Arrow enables large amounts of data to be processed and moved quickly. It is a specific data format that stores data in a columnar memory layout. This provides several significant advantages:
- Arrow’s standard format allows zero-copy reads which removes virtually all serialization overhead.
- Arrow is language-agnostic so it supports different programming languages.
- Arrow is column-oriented so it is faster at querying and processing slices or columns of data.
- Arrow allows for copy-free hand-offs to standard machine learning tools such as NumPy, Pandas, PyTorch, and TensorFlow.
- Arrow supports many, possibly nested, column types.
Memory-mapping
🤗 Datasets uses Arrow for its local caching system. It allows datasets to be backed by an on-disk cache, which is memory-mapped for fast lookup. This architecture allows for large datasets to be used on machines with relatively small device memory.
For example, loading the full English Wikipedia dataset only takes a few MB of RAM:
>>> import os; import psutil; import timeit
>>> from datasets import load_dataset
# Process.memory_info is expressed in bytes, so convert to megabytes
>>> mem_before = psutil.Process(os.getpid()).memory_info().rss / (1024 * 1024)
>>> wiki = load_dataset("wikipedia", "20220301.en", split="train")

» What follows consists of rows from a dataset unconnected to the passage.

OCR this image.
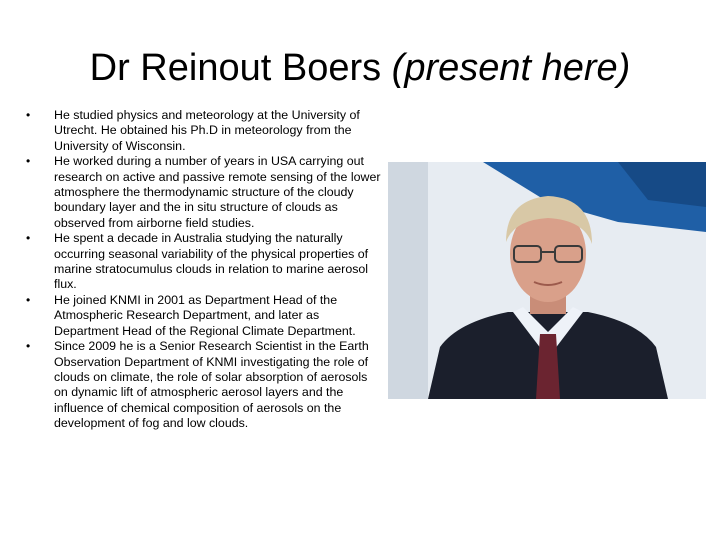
Dr Reinout Boers (present here)
•	He studied physics and meteorology at the University of Utrecht. He obtained his Ph.D in meteorology from the University of Wisconsin.
•	He worked during a number of years in USA carrying out research on active and passive remote sensing of the lower atmosphere the thermodynamic structure of the cloudy boundary layer and the in situ structure of clouds as observed from airborne field studies.
•	He spent a decade in Australia studying the naturally occurring seasonal variability of the physical properties of marine stratocumulus clouds in relation to marine aerosol flux.
•	He joined KNMI in 2001 as Department Head of the Atmospheric Research Department, and later as Department Head of the Regional Climate Department.
•	Since 2009 he is a Senior Research Scientist in the Earth Observation Department of KNMI investigating the role of clouds on climate, the role of solar absorption of aerosols on dynamic lift of atmospheric aerosol layers and the influence of chemical composition of aerosols on the development of fog and low clouds.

>>> mem_after = psutil.Process(os.getpid()).memory_info().rss / (1024 * 1024)
>>> print(f"RAM memory used: {(mem_after - mem_before)} MB")
RAM memory used: 50 MB
This is possible because the Arrow data is actually memory-mapped from disk, and not loaded in memory. Memory-mapping allows access to data on disk, and leverages virtual memory capabilities for fast lookups.
Performance
Iterating over a memory-mapped dataset using Arrow is fast. Iterating over Wikipedia on a laptop gives you speeds of 1-3 Gbit/s:
>>> s = """batch_size = 1000
... for i in range(0, len(wiki), batch_size):
... batch = wiki[i:i + batch_size]
... """
>>> time = timeit.timeit(stmt=s, number=1, globals=globals())
>>> print(f"Time to iterate over the {wiki.dataset_size >> 30} GB dataset: {time:.1f} sec, "
... f"ie. {float(wiki.dataset_size >> 27)/time:.1f} Gb/s")
Time to iterate over the 18 GB dataset: 70.5 sec, ie. 2.1 Gb/s
You can obtain the best performance by accessing slices of data (or “batches”), in order to reduce the amount of lookups on disk.